Catatan cnbcindonesia, bahwa penerimaan cukai pada 2022 adalah IDR 226,88 triliun atau naik 109 persen dibandingkan 10 tahun sebelumnya. Sedangkan alokasi Dana Bagi Hasil Cukai Hasil Tembakau (DBH CHT) untuk 25 provinsi pada tahun 2022 mencapai IDR 3,87 triliun.
Yang digunakan untuk bidang kesehatan (40 persen), kesejahteraan masyarakat (50 persen), peningkatan kualitas bahan baku, peningkatan keterampilan kerja dan pembinaan industri (30 persen), pemberian bantuan (20 persen), dan penegakan hukum (10 persen).
Mantan Ketua Umum Dewan Pimpinan Nasional (DPN) Asosiasi Petani Tembakau Indonesia (APTI) Soeseno (almarhum) memperkirakan jumlah petani tembakau di Indonesia pada tahun 2022 adalah berkisar antara 700.000 hingga 800.000 orang.

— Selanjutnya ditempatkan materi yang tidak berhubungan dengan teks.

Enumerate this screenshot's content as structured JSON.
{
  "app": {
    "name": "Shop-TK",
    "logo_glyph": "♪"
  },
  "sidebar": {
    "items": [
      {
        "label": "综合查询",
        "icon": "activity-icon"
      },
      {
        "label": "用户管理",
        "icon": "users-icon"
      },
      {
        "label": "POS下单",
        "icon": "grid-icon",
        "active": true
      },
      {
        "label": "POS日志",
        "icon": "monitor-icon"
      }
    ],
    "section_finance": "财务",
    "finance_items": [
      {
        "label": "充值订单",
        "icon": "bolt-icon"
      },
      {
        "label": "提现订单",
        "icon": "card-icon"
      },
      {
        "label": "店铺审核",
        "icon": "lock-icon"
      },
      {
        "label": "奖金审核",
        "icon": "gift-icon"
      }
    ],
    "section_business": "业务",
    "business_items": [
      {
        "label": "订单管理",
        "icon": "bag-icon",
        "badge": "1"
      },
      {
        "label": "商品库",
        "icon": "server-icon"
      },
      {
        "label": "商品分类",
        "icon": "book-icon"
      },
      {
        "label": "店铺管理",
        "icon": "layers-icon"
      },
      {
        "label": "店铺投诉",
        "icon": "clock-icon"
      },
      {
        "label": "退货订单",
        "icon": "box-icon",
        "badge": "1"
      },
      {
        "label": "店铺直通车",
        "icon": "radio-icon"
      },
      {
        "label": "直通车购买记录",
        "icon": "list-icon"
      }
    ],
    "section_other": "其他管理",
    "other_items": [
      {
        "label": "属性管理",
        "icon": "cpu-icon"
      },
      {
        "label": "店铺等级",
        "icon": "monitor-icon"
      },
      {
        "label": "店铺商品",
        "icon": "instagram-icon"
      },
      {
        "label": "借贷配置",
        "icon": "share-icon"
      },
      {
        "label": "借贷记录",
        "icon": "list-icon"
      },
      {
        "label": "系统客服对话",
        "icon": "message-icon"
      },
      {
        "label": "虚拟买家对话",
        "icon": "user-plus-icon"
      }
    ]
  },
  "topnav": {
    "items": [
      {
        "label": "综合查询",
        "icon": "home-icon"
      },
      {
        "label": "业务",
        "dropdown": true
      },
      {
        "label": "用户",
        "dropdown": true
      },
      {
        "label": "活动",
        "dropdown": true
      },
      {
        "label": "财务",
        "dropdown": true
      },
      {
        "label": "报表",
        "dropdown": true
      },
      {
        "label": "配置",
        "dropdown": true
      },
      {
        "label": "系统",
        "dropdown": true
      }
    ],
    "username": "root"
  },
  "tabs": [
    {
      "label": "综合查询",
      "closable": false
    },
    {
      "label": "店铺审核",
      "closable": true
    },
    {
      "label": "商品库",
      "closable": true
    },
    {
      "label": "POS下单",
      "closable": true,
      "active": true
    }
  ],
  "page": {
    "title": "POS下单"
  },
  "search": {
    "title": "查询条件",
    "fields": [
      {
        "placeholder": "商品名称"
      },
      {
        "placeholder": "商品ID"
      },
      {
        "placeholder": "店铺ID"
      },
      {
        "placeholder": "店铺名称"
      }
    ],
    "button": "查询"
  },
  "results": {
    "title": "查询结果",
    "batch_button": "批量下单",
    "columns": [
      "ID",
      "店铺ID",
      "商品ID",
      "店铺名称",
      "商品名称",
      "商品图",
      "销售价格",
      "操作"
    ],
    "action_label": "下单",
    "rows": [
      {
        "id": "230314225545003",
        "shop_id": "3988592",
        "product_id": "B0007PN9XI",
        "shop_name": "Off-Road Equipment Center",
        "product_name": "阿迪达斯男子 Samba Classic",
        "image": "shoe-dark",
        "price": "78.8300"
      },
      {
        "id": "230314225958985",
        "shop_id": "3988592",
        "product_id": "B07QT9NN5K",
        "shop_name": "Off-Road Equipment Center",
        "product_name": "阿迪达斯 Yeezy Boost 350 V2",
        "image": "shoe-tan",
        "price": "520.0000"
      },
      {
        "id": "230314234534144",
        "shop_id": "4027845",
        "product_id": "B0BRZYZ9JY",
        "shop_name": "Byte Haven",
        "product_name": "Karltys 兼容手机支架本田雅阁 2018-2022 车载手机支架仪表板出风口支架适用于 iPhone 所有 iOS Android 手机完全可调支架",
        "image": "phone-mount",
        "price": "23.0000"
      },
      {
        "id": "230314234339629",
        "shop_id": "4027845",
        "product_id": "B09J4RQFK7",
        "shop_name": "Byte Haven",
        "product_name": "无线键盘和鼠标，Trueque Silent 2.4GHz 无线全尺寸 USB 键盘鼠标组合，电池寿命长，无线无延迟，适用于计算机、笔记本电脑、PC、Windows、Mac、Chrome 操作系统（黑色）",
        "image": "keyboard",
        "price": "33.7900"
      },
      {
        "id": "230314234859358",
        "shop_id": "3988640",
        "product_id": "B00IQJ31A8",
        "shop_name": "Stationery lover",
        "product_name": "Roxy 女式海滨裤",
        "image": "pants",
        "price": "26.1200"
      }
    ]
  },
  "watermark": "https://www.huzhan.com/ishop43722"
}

Sementara Kementerian Perindustrian menyebutkan total tenaga kerja yang diserap oleh sektor industri rokok adalah sebanyak 5,98 juta orang pada tahun 2019. Dimana; 4,28 juta orang adalah pekerja di sektor manufaktur dan distribusi, dan 1,7 juta orang di sektor perkebunan.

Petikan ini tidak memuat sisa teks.